Archive | 26 novembre 2008

Le très glamour calendrier 2009 des from’girls est dispo!

Pourtant bien enracinées dans la culture française, les valeurs d’art de vivre, de plaisir, de raffinement et de beauté, laissent progressivement place à une alimentation déshumanisée et triste. Face au développement galopant de l’uniformisation du goût, du diktat du marketing nutritionnel, des produits allégés et aseptisés, et de tout ce que la société de consommation voudrait nous faire avaler, le Calendrier des From’Girls réveille nos yeux et nos papilles pour nous rappeler que manger de bons fromages de terroirs est le plus court chemin vers le bonheur…

Glamour et Terroir…

Dans un registre pop’art rappelant les dessins de Mel Ramos dans les années 60, mesdemoiselles Clara Chaource, Solène de Selles-sur-Cher, Elsa de la Fourme d’Ambert, Marinette de Saint Marcellin, Maïtena d’Ossau Iraty , Adeline Camembert, Estelle Livarot, Adèle Pont L’Evêque, Emma de la Tomme de Savoie, Live de Sainte-Maure, Jeanne Gruyère… prennent la pose pour mettre en appétit les amateurs de bons fromages.

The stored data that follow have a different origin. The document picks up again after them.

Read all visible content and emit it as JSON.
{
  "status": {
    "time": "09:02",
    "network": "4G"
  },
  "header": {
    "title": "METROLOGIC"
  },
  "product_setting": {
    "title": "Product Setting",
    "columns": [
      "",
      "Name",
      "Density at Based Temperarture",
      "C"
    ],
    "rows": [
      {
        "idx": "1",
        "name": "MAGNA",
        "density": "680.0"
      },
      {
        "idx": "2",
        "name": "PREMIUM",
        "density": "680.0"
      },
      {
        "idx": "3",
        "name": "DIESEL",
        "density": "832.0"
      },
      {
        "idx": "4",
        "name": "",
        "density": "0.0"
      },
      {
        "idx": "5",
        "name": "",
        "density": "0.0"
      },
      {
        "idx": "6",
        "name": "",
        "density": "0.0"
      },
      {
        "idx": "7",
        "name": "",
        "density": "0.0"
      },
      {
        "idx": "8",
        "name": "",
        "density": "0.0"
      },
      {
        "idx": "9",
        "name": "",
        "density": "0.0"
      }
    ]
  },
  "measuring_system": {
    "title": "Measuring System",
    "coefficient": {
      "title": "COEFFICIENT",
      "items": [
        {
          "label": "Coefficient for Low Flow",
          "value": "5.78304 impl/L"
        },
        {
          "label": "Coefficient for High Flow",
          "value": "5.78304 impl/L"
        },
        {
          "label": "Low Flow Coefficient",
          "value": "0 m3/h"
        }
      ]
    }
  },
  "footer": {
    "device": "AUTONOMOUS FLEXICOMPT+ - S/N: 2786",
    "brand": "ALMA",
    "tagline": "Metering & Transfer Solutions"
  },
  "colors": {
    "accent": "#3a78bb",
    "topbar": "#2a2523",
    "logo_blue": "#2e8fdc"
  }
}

En associant deux images opposées, celle d’une femme sexy et sensuelle qui aime la vie, avec celle du fromage plutôt agricole, traditionnelle et masculine, l’objectif est de réconcilier fromage au lait cru et art de vivre, dans une optique esthétique et moderne, montrant aux consommateurs des produits vivants qui racontent l’histoire de notre terroir. Préserver les petites productions et les pratiques locales, encourager les PME à développer des fromages authentiques, former le palais des jeunes générations pour qu’ils sachent reconnaître un vrai fromage d’une copie de laboratoire,.. sont autant de missions qui relèvent d’une logique de développement durable. Parce que maintenir une production locale, c’est préserver la beauté d’un paysage et maintenir un lien social.

Financement du calendrier

Soutenu par des PME locales et souvent familiales, le Calendrier des From’Girls est une initiative indépendante. 40 % du budget est couvert par le soutien de fabricants et les 60% restants, par les ventes qui s’effectuent, d’une part, par le biais d’Internet sur www.fromages-de-terroirs.com au prix public de 15 euros, et, d’autre part, par le réseau des détaillants fromagers (la liste est disponible sur le site Internet). Les bénéfices vont à l’association pour lui permettre de mener des actions militantes comme la Journée Nationale du Fromage. La société Fromagère du Livradois pour la fourme d’Ambert, la Fromagerie P. Jacquin & Fils pour le Selles sur Cher, la Fromagerie Lincet pour le Chaource, la fromagerie Haxaire pour le munster, la fromagerie Graindorge pour le livarot, et le pont l’Evêque, la fromagerie Gillot pour le camembert, la fromagerie Jura Gruyère pour le gruyère AOC … fabriquent toutes leurs produits dans le respect de la tradition.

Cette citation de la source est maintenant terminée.